Détails d’A Monster’s Expedition
| Versions | Sortie | Développeur | Éditeur |
|---|---|---|---|
| PC | 🌐 10/09/2020 | Draknek & Friends | Draknek & Friends |
| Switch | 🌐 05/08/2021 | Draknek & Friends | Draknek & Friends |
Test d’A Monster’s Expedition sur Switch
Test réalisé à partir d’une version fournie par l’éditeur sur Switch
| Langues | Français / Anglais / Allemand / Espagnol / Italien / Japonais / Coréen / Néerlandais / Portugais / Russe / Chinois |
Avec A Monster’s Expedition, Alan Hazelden n’en est pas à son coup d’essai en matière de jeux de réflexion : celui qui se cache derrière le pseudonyme de Draknek est le créateur de Sokobond, Cosmic Express ou encore A good snowman (is hard to build). Suite spirituelle de ce dernier, A Monster’s Expedition propose d’intégrer les mécaniques du puzzle game, habituellement fractionné en niveaux, dans un impressionnant monde ouvert. Comment un jeu basé sur la logique peut-il laisser le joueur libre de choisir sa voie ?

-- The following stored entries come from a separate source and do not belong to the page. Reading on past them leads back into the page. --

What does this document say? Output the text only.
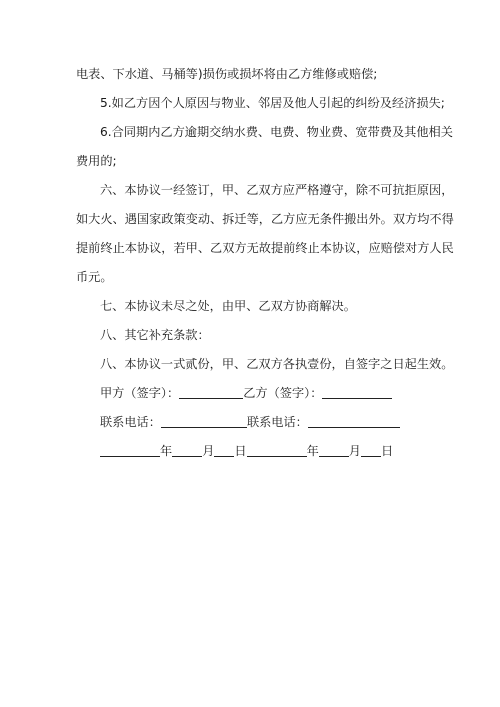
电表、下水道、马桶等)损伤或损坏将由乙方维修或赔偿;

5.如乙方因个人原因与物业、邻居及他人引起的纠纷及经济损失;

6.合同期内乙方逾期交纳水费、电费、物业费、宽带费及其他相关

费用的;

六、本协议一经签订，甲、乙双方应严格遵守，除不可抗拒原因，

如大火、遇国家政策变动、拆迁等，乙方应无条件搬出外。双方均不得

提前终止本协议，若甲、乙双方无故提前终止本协议，应赔偿对方人民

币元。

七、本协议未尽之处，由甲、乙双方协商解决。

八、其它补充条款：

八、本协议一式贰份，甲、乙双方各执壹份，自签字之日起生效。

甲方（签字）：	乙方（签字）：

联系电话：	联系电话：

年 月 日	年 月 日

A Monster’s Expedition met le joueur aux commandes d’un monstre qui se fraie un chemin à travers ce qui ressemble à un musée dédié aux humains. Celui-ci se compose d’un nombre conséquent de petites îles représentant chacune un puzzle ; le joueur doit faire tomber et pousser des troncs d’arbres pour se créer des chemins menant aux îles suivantes. En fonction de l’orientation du tronc, le monstre le fait rouler en ligne droite ou le relève pour le déplacer d’une « case » à la fois. Un tronc qui roule doit être bloqué par un rocher ou une souche sous peine de finir son trajet dans l’eau. Créer les ponts entre les îles n’est donc pas une mince affaire, et le joueur se retrouve parfois dans des situations où il doit revoir son jugement et inventer de nouvelles approches pour poursuivre son expédition. Heureusement, plusieurs voies s’ouvrent rapidement au monstre dont le voyage s’avère moins linéaire que dans un puzzle game classique.
La grande force d’A Monster’s Expedition est de proposer un très grand monde ouvert constitué de plusieurs archipels thématiques : des lieux enneigés, des déserts, ou encore un moulin ou de gigantesques montagnes russes. Les éléments du décor accrochent l’œil et se renouvellent suffisamment pour éviter l’ennui. Les « œuvres d’art » exposées dans le musée sont des objets du quotidien vus à travers le raisonnement de monstres : les descriptions qui les accompagnent sont drôles et tournent en dérision des habitudes humaines absurdes. Si les premières îles se traversent en créant des ponts, le joueur prend conscience de l’immensité de la zone de jeu en utilisant les troncs comme des radeaux. Le musée est rempli de raccourcis et de chemins alternatifs menant à toujours plus de nouvelles zones. Cette sensation de liberté participe au plaisir de l’exploration et transforme le jeu de puzzle en promenade insouciante et bienveillante.
A Monster’s Expedition se termine en quelques heures mais laisse le joueur se fixer ses propres limites dans l’exploration des îles. La difficulté est assez variable, mais il y a toujours un chemin plus simple pour poursuivre l’aventure. À l’aide de téléporteurs sous forme de boîtes aux lettres, le monstre peut revenir sur ses pas afin de prendre d’autres directions et de découvrir de nouveaux archipels. Grâce à cette approche, le joueur peut se laisser perdre dans un labyrinthe de puzzles tout en ayant l’opportunité de les résoudre de manière plus méthodique.
En lui donnant ainsi le choix de la direction à prendre, A Monster’s Expedition permet au joueur d’apprécier la promenade à son rythme, faisant presqu’oublier l’aspect réflexion pour un bout d’évasion soutenu par une musique relaxante et des graphismes colorés.